Complete step by step answer:
Consider a general reversible reaction,
$A+B\rightleftharpoons C+D$
Where in the above-balanced chemical reaction A and B are reactants, C and D are products.
Then equilibrium constant, ${{K}_{c}}=\dfrac{[C][D]}{[A][B]}$ and this expression is called the equilibrium constant expression, and the subscript ‘c’ indicates that equilibrium constant expressed in concentrations of mol/L.

For equilibrium constant in gaseous systems, the equilibrium constant is generally expressed in terms of partial pressure.
Given the gaseous system, $2{{O}_{3}}(g)\rightleftharpoons 3{{O}_{2}}(g)$
The total pressure of the system = 8 atm
Then, ${{P}_{{{O}_{2}}}}+{{P}_{{{O}_{3}}}} = 8atm$ -- (1)
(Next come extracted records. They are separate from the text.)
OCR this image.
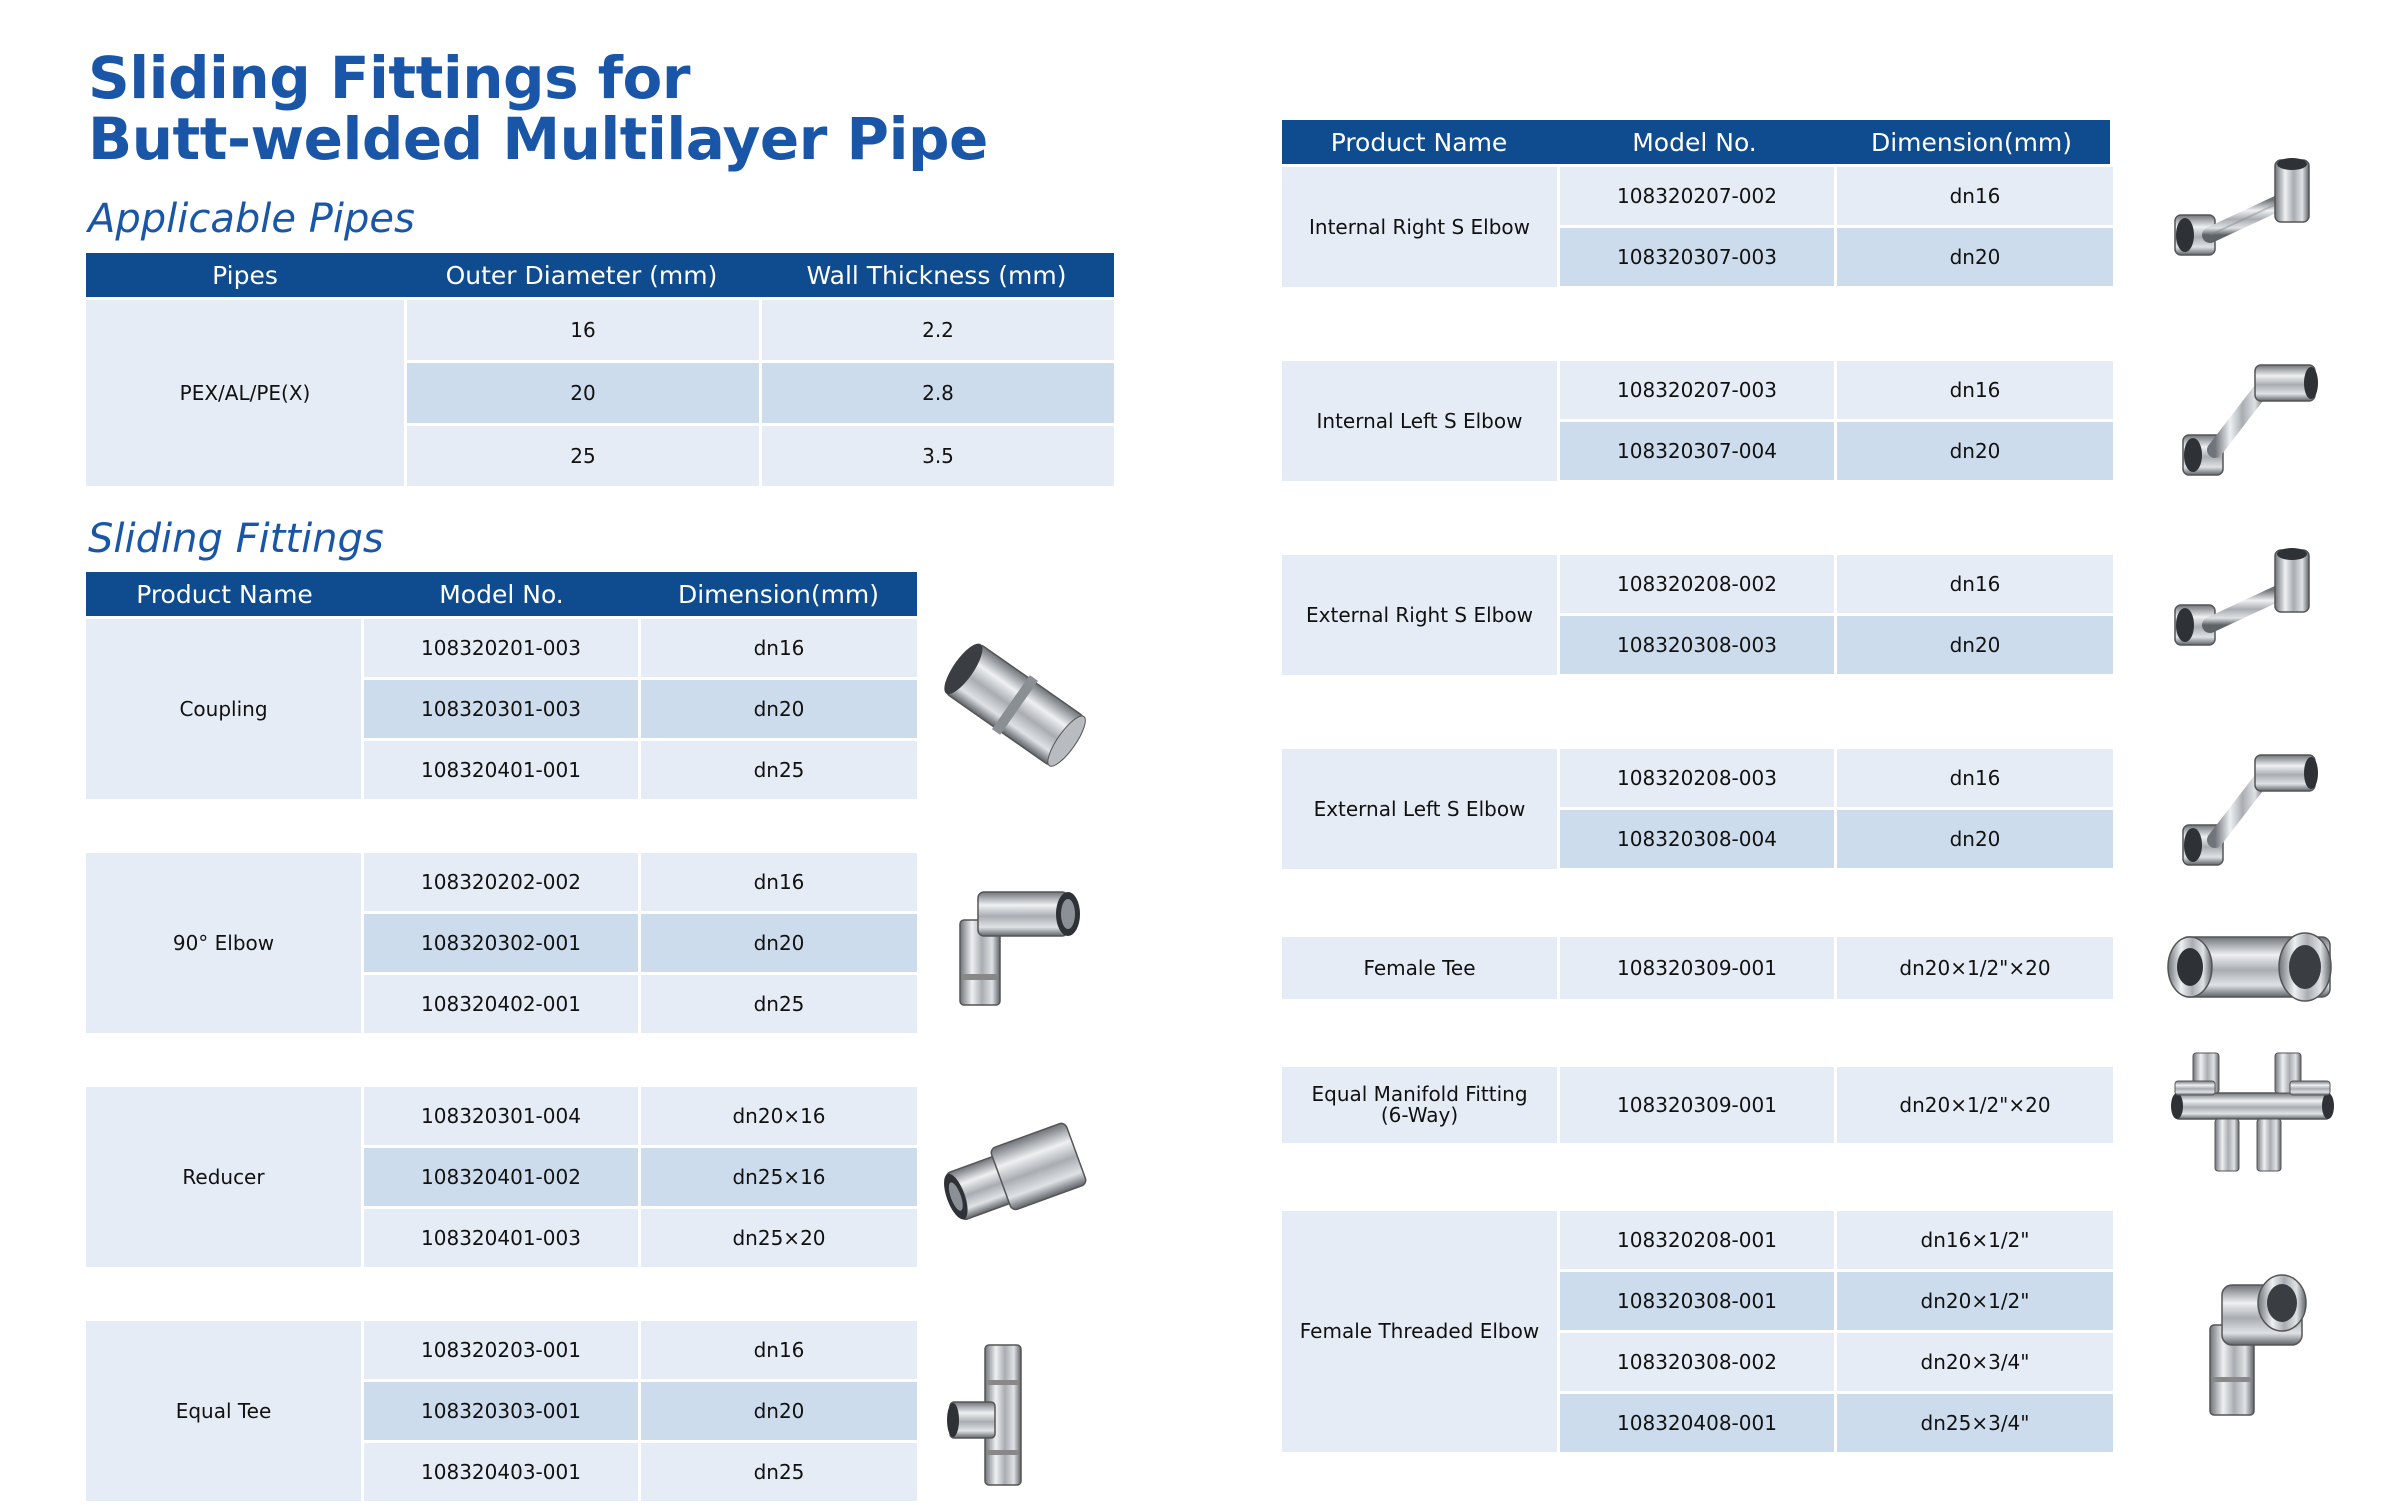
Sliding Fittings for
Butt-welded Multilayer Pipe
Applicable Pipes
Pipes	Outer Diameter (mm)	Wall Thickness (mm)
PEX/AL/PE(X)
16	2.2
20	2.8
25	3.5
Sliding Fittings
Product Name	Model No.	Dimension(mm)
Coupling
108320201-003	dn16
108320301-003	dn20
108320401-001	dn25
90° Elbow
108320202-002	dn16
108320302-001	dn20
108320402-001	dn25
Reducer
108320301-004	dn20×16
108320401-002	dn25×16
108320401-003	dn25×20
Equal Tee
108320203-001	dn16
108320303-001	dn20
108320403-001	dn25
Product Name	Model No.	Dimension(mm)
Internal Right S Elbow
108320207-002	dn16
108320307-003	dn20
Internal Left S Elbow
108320207-003	dn16
108320307-004	dn20
External Right S Elbow
108320208-002	dn16
108320308-003	dn20
External Left S Elbow
108320208-003	dn16
108320308-004	dn20
Female Tee	108320309-001	dn20×1/2"×20
Equal Manifold Fitting
(6-Way)	108320309-001	dn20×1/2"×20
Female Threaded Elbow
108320208-001	dn16×1/2"
108320308-001	dn20×1/2"
108320308-002	dn20×3/4"
108320408-001	dn25×3/4"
According to the question, the partial pressure of ozone in the gaseous system is very much less than the partial pressure of oxygen. i.e, ${{P}_{{{O}_{2}}}}>>{{P}_{{{O}_{3}}}}$
Therefore, from equation (1) partial pressure of oxygen, ${{P}_{{{O}_{2}}}}$ = 8 atm
the equilibrium constant in terms of partial pressure, given ${{K}_{p}}=4\times {{10}^{14}}atm$

Equilibrium constant expression for given chemical reaction,
${{K}_{p}}=\dfrac{{{({{P}_{{{O}_{2}}}})}^{3}}}{{{({{P}_{{{O}_{3}}}})}^{2}}}$
Substitute the partial pressure of oxygen and ${{K}_{p}}$ values in the above equation,
$\begin{align}
 & 4\times {{10}^{14}}=\dfrac{{{8}^{3}}}{{{({{P}_{{{O}_{3}}}})}^{2}}} \\
 & \Rightarrow {{P}_{{{O}_{3}}}}=11.3\times {{10}^{-7}}atm \\
\end{align}$
Hence, the partial pressure ${{O}_{3}}$ will be $11.3\times {{10}^{-7}}atm$
So, the correct answer is “Option B”.

Note: The product of concentrations of the reaction products raised to the respective stoichiometric coefficient in the balanced chemical equation divided by the product of reactants raised to their stoichiometric coefficients has a constant value at a constant temperature. This law is known as equilibrium law or law of chemical equilibrium.